Assembling disparate information from the data on the placental mammal tree into a reconstruction was a collaboration between scientific artist Carl Buell and our team of researchers. Buell’s challenge was to draw a picture of something he couldn’t see, that no one had ever seen, purely on the basis of the optimization of traits on the tree. Through extensive back-and-forth with scientists, Buell produced a masterful visual synthesis of the hypothetical placental ancestor living in an ancient Paleogene ecosystem.

Along with the external anatomy, many internal features could also be reconstructed. For mammals, the anatomical parts most often found as fossils are the teeth. Placental mammal teeth have evolved into an enormous range of shapes, sizes, and numbers, from dogs who have fewer teeth than many species and a specialized set of meat-shearing teeth, to sheep who have wide molars that can grate vegetation, to some bats that have fangs and low, bulbous, smooth molars. All these mammal groups diverged over time from ancestral tooth shape and tooth numbers.
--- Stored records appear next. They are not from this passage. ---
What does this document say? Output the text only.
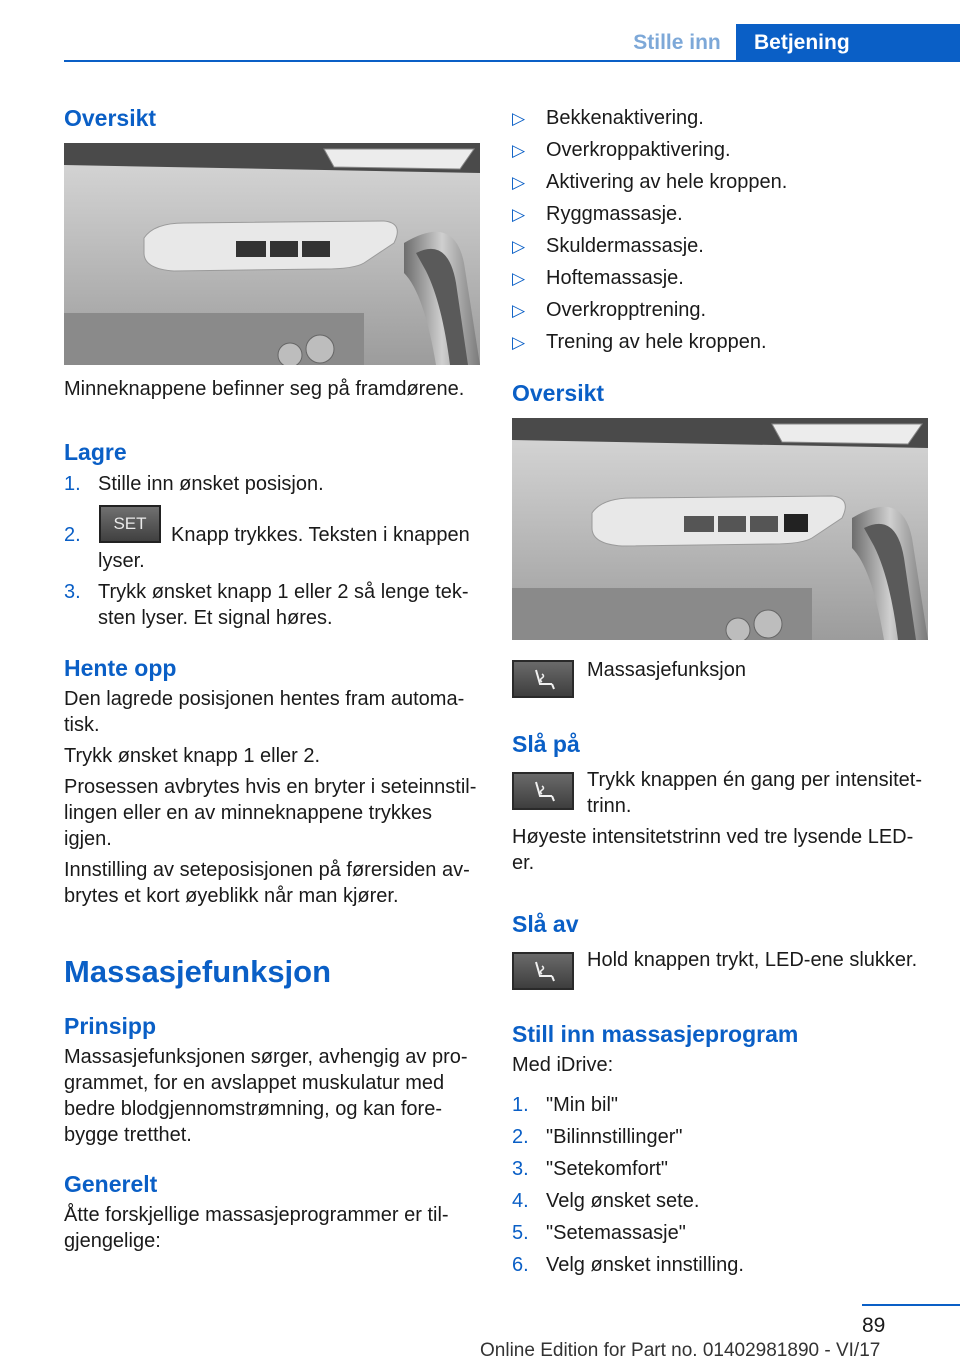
Stille inn	Betjening
Oversikt
Minneknappene befinner seg på framdørene.
Lagre
1. Stille inn ønsket posisjon.
2.
SET
Knapp trykkes. Teksten i knappen
lyser.
3. Trykk ønsket knapp 1 eller 2 så lenge tek-
sten lyser. Et signal høres.
Hente opp
Den lagrede posisjonen hentes fram automa-
tisk.
Trykk ønsket knapp 1 eller 2.
Prosessen avbrytes hvis en bryter i seteinnstil-
lingen eller en av minneknappene trykkes
igjen.
Innstilling av seteposisjonen på førersiden av-
brytes et kort øyeblikk når man kjører.
Massasjefunksjon
Prinsipp
Massasjefunksjonen sørger, avhengig av pro-
grammet, for en avslappet muskulatur med
bedre blodgjennomstrømning, og kan fore-
bygge tretthet.
Generelt
Åtte forskjellige massasjeprogrammer er til-
gjengelige:
▷ Bekkenaktivering.
▷ Overkroppaktivering.
▷ Aktivering av hele kroppen.
▷ Ryggmassasje.
▷ Skuldermassasje.
▷ Hoftemassasje.
▷ Overkropptrening.
▷ Trening av hele kroppen.
Oversikt
Massasjefunksjon
Slå på
Trykk knappen én gang per intensitet-
trinn.
Høyeste intensitetstrinn ved tre lysende LED-
er.
Slå av
Hold knappen trykt, LED-ene slukker.
Still inn massasjeprogram
Med iDrive:
1. "Min bil"
2. "Bilinnstillinger"
3. "Setekomfort"
4. Velg ønsket sete.
5. "Setemassasje"
6. Velg ønsket innstilling.
89
Online Edition for Part no. 01402981890 - VI/17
We reconstructed the ancestral placental mammal’s dentition, which differs greatly from that of descendant groups. The ancestral molars are triangular, incisors are small and pointed, and the canine is the tallest tooth. By contrast, even the earliest bats, carnivores, and hoofed mammals are each identifiable by their transformed dental anatomy. These species appear within less than 10 million years after the K-Pg boundary, and even in this relatively short span of evolutionary time, they have all changed from this ancestral dentition.

Phenomic and genomic data are now being integrated in what are called simultaneous phylogenetic analyses to give us the fullest picture of the history of life on Earth. Powerful new Internet tools enable comparative anatomists to work not as isolated scholars reminiscent of the nineteenth century but as part of virtual collaborative teams exchanging images and hypotheses in real-time Internet workspaces. This approach opens new paths for building the Tree of Life for all species from insects and jellyfish to diatoms, dinosaurs, and plants.

The mammal Tree of Life project is as much about the process of how phylogeneticists can collaborate in the twenty-first century to tackle bigger and more complex problems as it is about any specific findings. Even with the advances brought about by teams working with new software, organizing phenomic data for the Tree of Life remains an enormous task, one that will take input from thousands of researchers and the public. For this reason, and with the aim of encouraging more widespread engagement in the scientific process of discovering where we came from, we configured the mammal Tree of Life project for open access on the MorphoBank website (www.morphobank.org).

New projects launched by the National Science Foundation are exploring techniques such as crowdsourcing to allow the public to assist scientists by scoring traits from images. Other approaches use computer algorithms to extract trait information directly from existing literature. Experts studying mollusks, plants, and other groups are building phylogenetic matrixes across the Tree of Life and using MorphoBank. The next few decades promise to bring much of anatomy into the open in online matrices that deliver scientific knowledge about the evolution of phenotypes to an audience worldwide.